The answer is practical pessimism. Author Tim Ferriss coined the term “practical pessimism”, but the basic concept has been around forever.
OK. I’m convinced. How do I use practical pessimism?
Here’s what you do. Take a blank piece of paper and your favorite pen.
Now, begin by listing all of the behavioral and mindset changes that you think you need to make.
- I need to eat healthier.
- I need to devote more time to my business.
- I need to be more frugal.
Now, on the other side of the paper, write down the absolute WORST CASE SCENARIO that will occur if you don’t make this specific change. And when I say worst case, I mean it. Don’t hold back. Delve into what might happen in painful, excruciating detail.
Here’s an example.
- If I don’t start eating healthy, I will become obese and unfit. My social life will shrink, and I will no longer be able to perform any activities that require me to get off the couch. I will eventually contract a heart disease, and die far too early. My family will be inconsolable.
Dark, right? But as you started reading and visualizing that, I bet something clicked in your head. You realized that this future could really come to pass. Instead of having an abstract goal like “I want to be fit”, you now have a specific scenario that you must avoid at all costs. Failure simply isn’t an option anymore.

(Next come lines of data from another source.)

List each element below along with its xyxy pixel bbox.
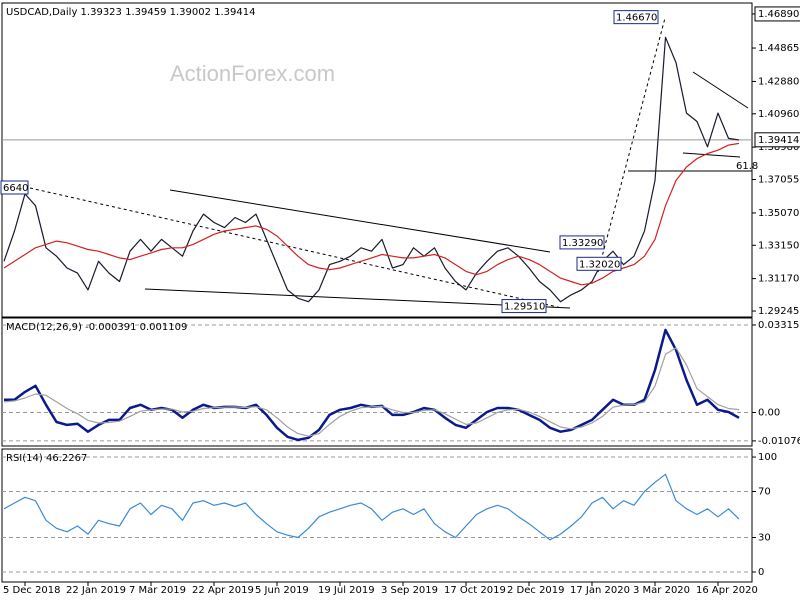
y-tick-label: 1.42880 — [758, 76, 799, 87]
y-tick-label: 1.35070 — [758, 208, 799, 219]
annotation-label: 6640 — [3, 183, 28, 194]
trendline — [692, 71, 749, 109]
annotation-box — [613, 10, 659, 25]
annotation-box — [0, 180, 29, 195]
last-price-box — [754, 132, 800, 148]
annotation-box — [559, 235, 605, 250]
trendline — [597, 17, 666, 273]
y-tick-highlight — [754, 6, 800, 22]
y-tick-label: 100 — [758, 452, 777, 463]
x-tick-label: 5 Jun 2019 — [255, 585, 309, 596]
price-panel — [1, 2, 753, 318]
series-line — [3, 36, 740, 303]
annotation-label: 1.46670 — [616, 13, 657, 24]
panel-title: RSI(14) 46.2267 — [6, 453, 87, 464]
series-line — [3, 347, 740, 437]
y-tick-label: 1.37055 — [758, 175, 799, 186]
y-tick-label: 70 — [758, 487, 771, 498]
y-tick-label: 1.29245 — [758, 306, 799, 317]
x-tick-label: 3 Sep 2019 — [381, 585, 438, 596]
annotation-label: 1.32020 — [579, 259, 620, 270]
trendline — [682, 152, 741, 158]
annotation-box — [576, 256, 622, 271]
x-tick-label: 17 Jan 2020 — [570, 585, 630, 596]
y-tick-label: 30 — [758, 533, 771, 544]
y-tick-label: 1.46890 — [758, 9, 799, 20]
x-tick-label: 22 Jan 2019 — [66, 585, 126, 596]
x-tick-label: 22 Apr 2019 — [192, 585, 254, 596]
y-tick-label: 0 — [758, 567, 764, 578]
y-tick-label: 0.033155 — [758, 320, 800, 331]
y-tick-label: -0.010769 — [758, 436, 800, 447]
y-tick-label: 1.38980 — [758, 142, 799, 153]
y-tick-label: 1.33150 — [758, 240, 799, 251]
last-price-label: 1.39414 — [758, 135, 799, 146]
x-tick-label: 3 Mar 2020 — [633, 585, 690, 596]
x-tick-label: 2 Dec 2019 — [507, 585, 565, 596]
x-tick-label: 16 Apr 2020 — [696, 585, 758, 596]
x-tick-label: 7 Mar 2019 — [129, 585, 186, 596]
watermark: ActionForex.com — [170, 61, 335, 86]
trendline — [169, 189, 551, 253]
x-tick-label: 19 Jul 2019 — [318, 585, 375, 596]
y-tick-label: 1.31170 — [758, 274, 799, 285]
y-tick-label: 1.40960 — [758, 109, 799, 120]
rsi-panel — [1, 448, 753, 583]
trendline — [29, 187, 563, 309]
y-tick-label: 1.44865 — [758, 43, 799, 54]
series-line — [3, 473, 740, 541]
panel-title: USDCAD,Daily 1.39323 1.39459 1.39002 1.3… — [6, 7, 256, 18]
y-tick-label: 0.00 — [758, 407, 780, 418]
x-tick-label: 17 Oct 2019 — [444, 585, 506, 596]
annotation-label: 1.29510 — [504, 302, 545, 313]
macd-panel — [1, 317, 753, 447]
panel-title: MACD(12,26,9) -0.000391 0.001109 — [6, 322, 187, 333]
x-tick-label: 5 Dec 2018 — [3, 585, 61, 596]
annotation-label: 61.8 — [736, 161, 758, 172]
trendline — [144, 288, 571, 309]
annotation-box — [501, 299, 547, 314]
trendlines — [29, 17, 752, 309]
annotation-label: 1.33290 — [562, 238, 603, 249]
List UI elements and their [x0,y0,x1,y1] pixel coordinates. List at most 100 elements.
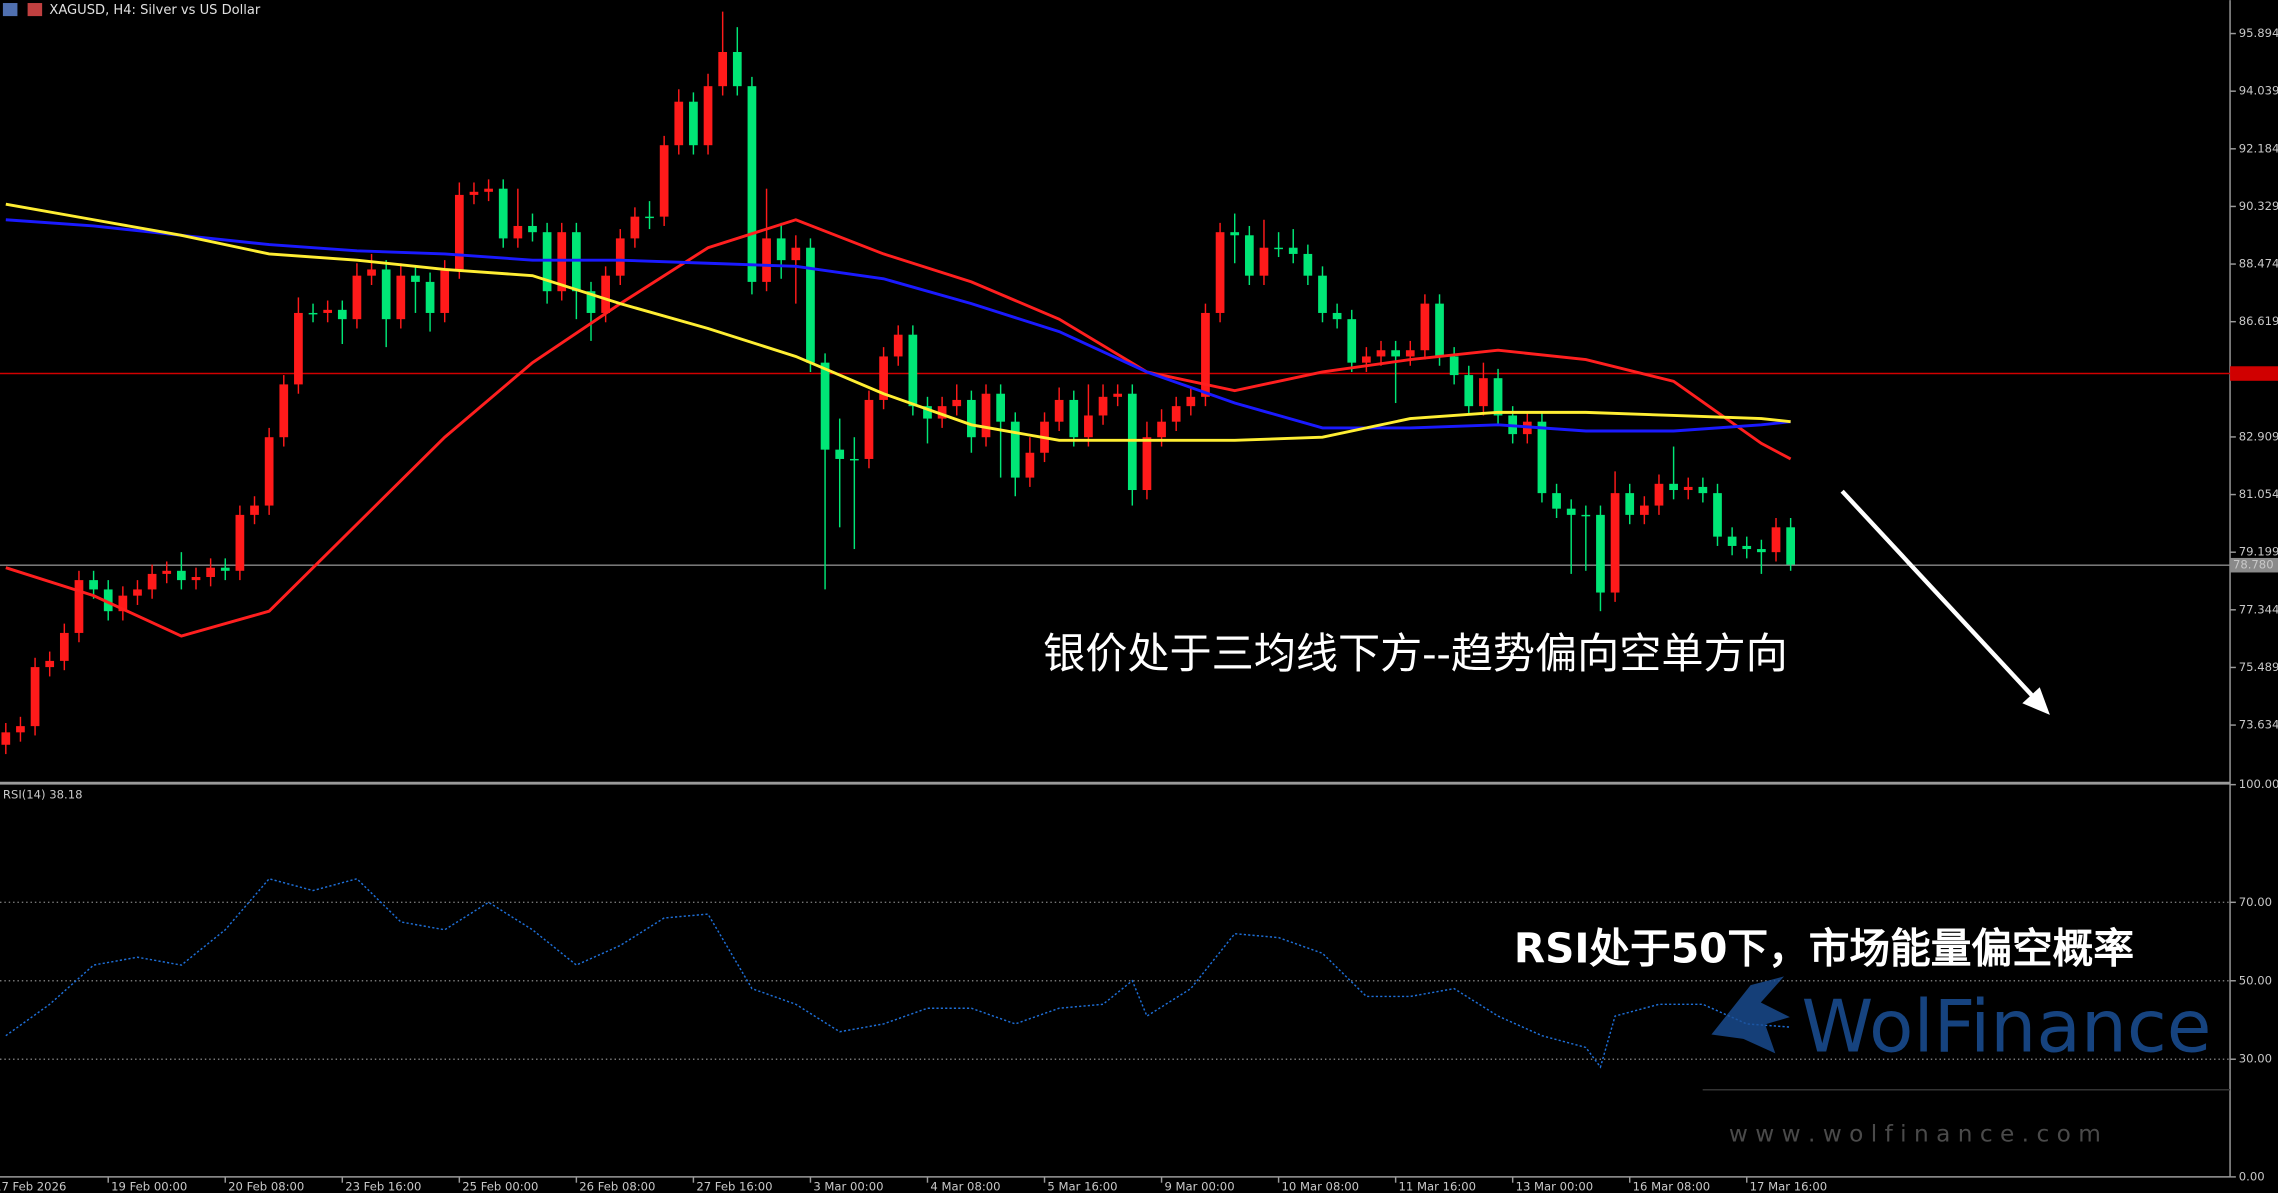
candle-body [806,247,815,363]
y-tick-label: 73.634 [2239,718,2278,732]
candle-body [923,406,932,419]
annotation: RSI处于50下，市场能量偏空概率 [1514,925,2134,973]
candle-body [294,312,303,385]
candle-body [381,269,391,320]
candle-body [1288,247,1298,254]
candle-body [1654,483,1664,506]
x-tick-label: 16 Mar 08:00 [1633,1180,1711,1193]
x-tick-label: 3 Mar 00:00 [813,1180,883,1193]
x-tick-label: 23 Feb 16:00 [345,1180,421,1193]
y-tick-label: 100.00 [2239,777,2278,791]
y-tick-label: 30.00 [2239,1052,2272,1066]
candle-body [937,406,947,419]
candle-body [1171,406,1181,422]
icon [2,3,18,17]
candle-body [337,309,347,320]
x-tick-label: 17 Feb 2026 [0,1180,66,1193]
candle-body [1449,356,1459,376]
candle-body [1098,396,1108,416]
candle-body [1479,378,1488,407]
price-label-box [2230,366,2278,381]
candle-body [250,505,259,515]
candle-body [967,399,976,438]
candle-body [601,275,610,313]
x-tick-label: 25 Feb 00:00 [462,1180,538,1193]
candle-body [718,52,728,87]
candle-body [689,101,698,146]
candle-body [557,232,567,292]
candle-body [542,232,552,292]
y-tick-label: 92.184 [2239,141,2278,155]
candle-body [498,188,508,239]
x-tick-label: 19 Feb 00:00 [111,1180,187,1193]
candle-body [849,458,859,461]
candle-body [1084,415,1093,438]
y-tick-label: 79.199 [2239,545,2278,559]
candle-body [103,589,113,612]
candle-body [1025,452,1035,478]
x-tick-label: 10 Mar 08:00 [1282,1180,1360,1193]
candle-body [220,567,230,571]
candle-body [893,334,903,357]
candle-body [952,399,962,407]
candle-body [791,247,801,261]
y-tick-label: 77.344 [2239,602,2278,616]
candle-body [820,362,830,450]
candle-body [513,225,523,239]
candle-body [177,570,186,581]
candle-body [1230,232,1240,236]
candle-body [191,577,201,581]
candle-body [1537,421,1547,494]
x-tick-label: 17 Mar 16:00 [1750,1180,1828,1193]
candle-body [776,238,786,261]
candle-body [1201,312,1210,397]
candle-body [879,356,888,400]
candle-body [659,145,669,217]
watermark-logo [1711,976,1790,1054]
moving-average [5,218,1791,433]
candle-body [1215,232,1225,313]
watermark: WolFinance w w w . w o l f i n a n c e .… [1702,976,2231,1147]
y-tick-label: 95.894 [2239,26,2278,40]
candle-body [630,216,640,239]
y-tick-label: 90.329 [2239,199,2278,213]
chart-title: XAGUSD, H4: Silver vs US Dollar [49,3,261,18]
candle-body [235,514,245,571]
candle-body [762,238,771,282]
candle-body [118,595,128,612]
candle-body [747,86,757,282]
candle-body [1376,350,1386,357]
candle-body [1010,421,1020,478]
candle-body [732,52,742,87]
x-tick-label: 13 Mar 00:00 [1516,1180,1594,1193]
y-tick-label: 81.054 [2239,487,2278,501]
candle-body [74,580,84,633]
y-tick-label: 94.039 [2239,84,2278,98]
candle-body [1127,393,1137,491]
candle-body [1552,493,1561,509]
candle-body [674,101,684,146]
candle-body [1318,275,1327,313]
candle-body [411,275,420,282]
y-tick-label: 82.909 [2239,429,2278,443]
price-label-box [2230,557,2278,573]
annotation: 银价处于三均线下方--趋势偏向空单方向 [1043,629,1788,678]
candle-body [1464,375,1474,407]
y-tick-label: 75.489 [2239,660,2278,674]
candle-body [1,732,11,745]
y-tick-label: 0.00 [2239,1169,2265,1183]
moving-average [5,202,1791,442]
candle-body [528,225,537,233]
candle-body [1713,493,1722,537]
candle-body [206,567,215,578]
candle-body [1069,399,1079,438]
y-tick-label: 86.619 [2239,314,2278,328]
x-tick-label: 4 Mar 08:00 [930,1180,1000,1193]
candle-body [1669,483,1678,491]
x-tick-label: 27 Feb 16:00 [696,1180,772,1193]
arrow-head [2022,687,2050,715]
candle-body [425,281,435,313]
candle-body [484,188,493,192]
candle-body [59,632,69,661]
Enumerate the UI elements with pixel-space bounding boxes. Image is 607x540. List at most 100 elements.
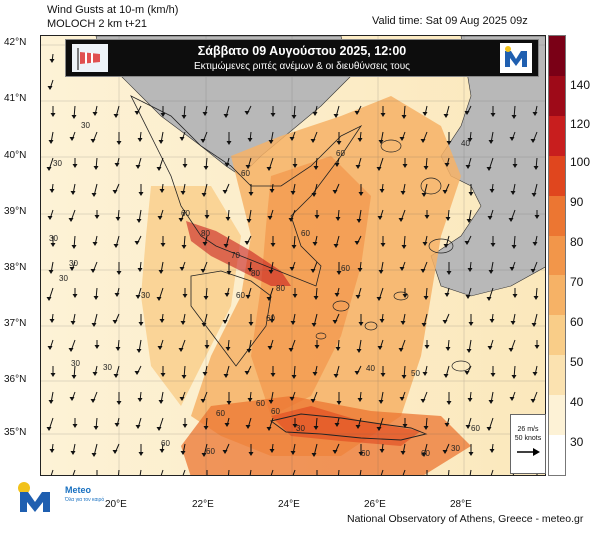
wind-arrow-head bbox=[135, 295, 141, 299]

Once you see your worst fears on that piece of paper, the consequences of your mindset and your actions will suddenly become very clear and urgent to you. Each time you’re lacking motivation, you can go back to this piece of paper and remember why you started.
You can use this technique to visualize the things that might happen if you never work on your business... if you never leave a life of mediocrity. Simply put, the pain of the alternative will force you to become great.
Go on. Try it. You’ve only scratched the surface of what you’re capable of achieving. Don’t let the routine of your everyday life lull you into a false sense of security. Take matters into your own hands. You’re the only one who can.